25) All silicate minerals contain which two elements?
Correct Answer: A) Silicon, oxygen
Explanation: Silicate minerals are characterized by the presence of silicon (Si) and oxygen (O) atoms arranged in a tetrahedral structure, where one silicon atom is bonded to four oxygen atoms. This fundamental building block, known as the silica tetrahedron, can link together in various ways to form different silicate structures, such as chains, sheets, or frameworks. The diversity in silicate minerals arises from the various ways these tetrahedra combine and the incorporation of other elements, but all silicate minerals share the common feature of containing silicon and oxygen.

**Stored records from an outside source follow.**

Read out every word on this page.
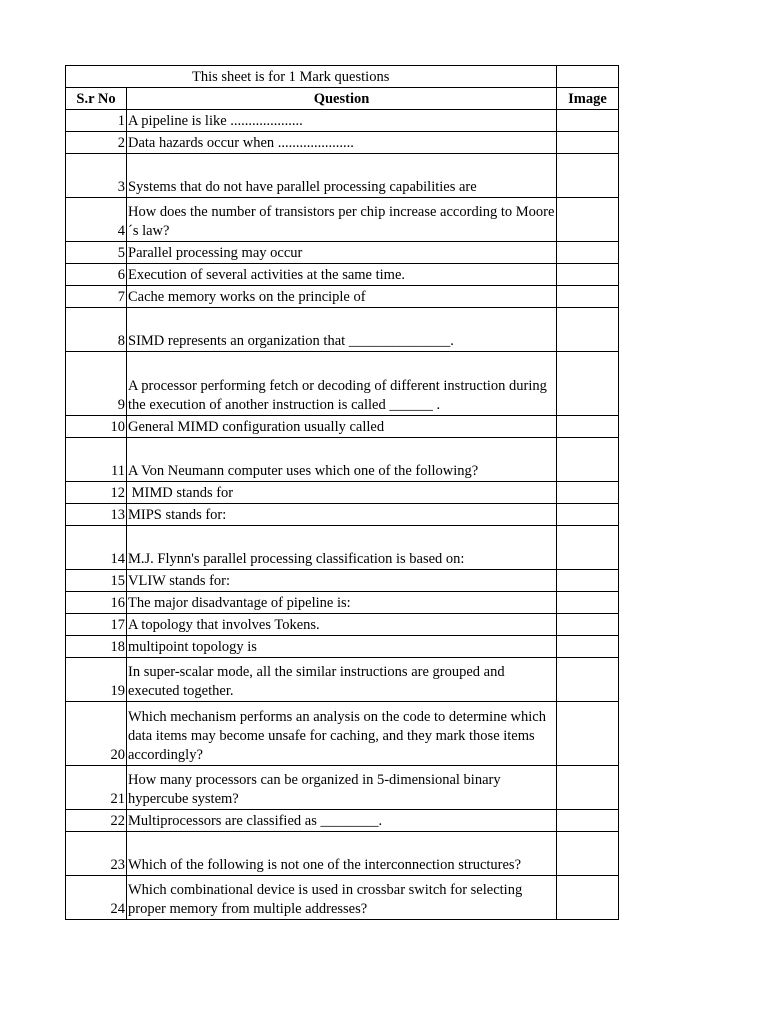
This sheet is for 1 Mark questions		
S.r No	Question	Image
1	A pipeline is like ....................	
2	Data hazards occur when .....................	
3	Systems that do not have parallel processing capabilities are	
4	How does the number of transistors per chip increase according to Moore ´s law?	
5	Parallel processing may occur	
6	Execution of several activities at the same time.	
7	Cache memory works on the principle of	
8	SIMD represents an organization that ______________.	
9	A processor performing fetch or decoding of different instruction during the execution of another instruction is called ______ .	
10	General MIMD configuration usually called	
11	A Von Neumann computer uses which one of the following?	
12	MIMD stands for	
13	MIPS stands for:	
14	M.J. Flynn's parallel processing classification is based on:	
15	VLIW stands for:	
16	The major disadvantage of pipeline is:	
17	A topology that involves Tokens.	
18	multipoint topology is	
19	In super-scalar mode, all the similar instructions are grouped and executed together.	
20	Which mechanism performs an analysis on the code to determine which data items may become unsafe for caching, and they mark those items accordingly?	
21	How many processors can be organized in 5-dimensional binary hypercube system?	
22	Multiprocessors are classified as ________.	
23	Which of the following is not one of the interconnection structures?	
24	Which combinational device is used in crossbar switch for selecting proper memory from multiple addresses?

26) In which type of chemical bonding are electrons shared between adjacent atoms?
Correct Answer: A) Covalent
Explanation: Covalent bonding involves the sharing of electrons between adjacent atoms to achieve stability in their electron configurations. This type of bond is typically strong and results in minerals with high hardness and melting points. For example, in a silicon-oxygen tetrahedron, each silicon atom shares electrons with four oxygen atoms, forming strong covalent bonds. In contrast, ionic bonding involves the transfer of electrons from one atom to another, resulting in positively and negatively charged ions that attract each other. Metallic bonding, another type, features a ‘sea’ of delocalized electrons shared among a lattice of metal atoms, allowing for properties like electrical conductivity.
Understanding these fundamental concepts is essential in geology and mineralogy, as they explain the physical and chemical properties of minerals, influencing their identification, classification, and practical applications.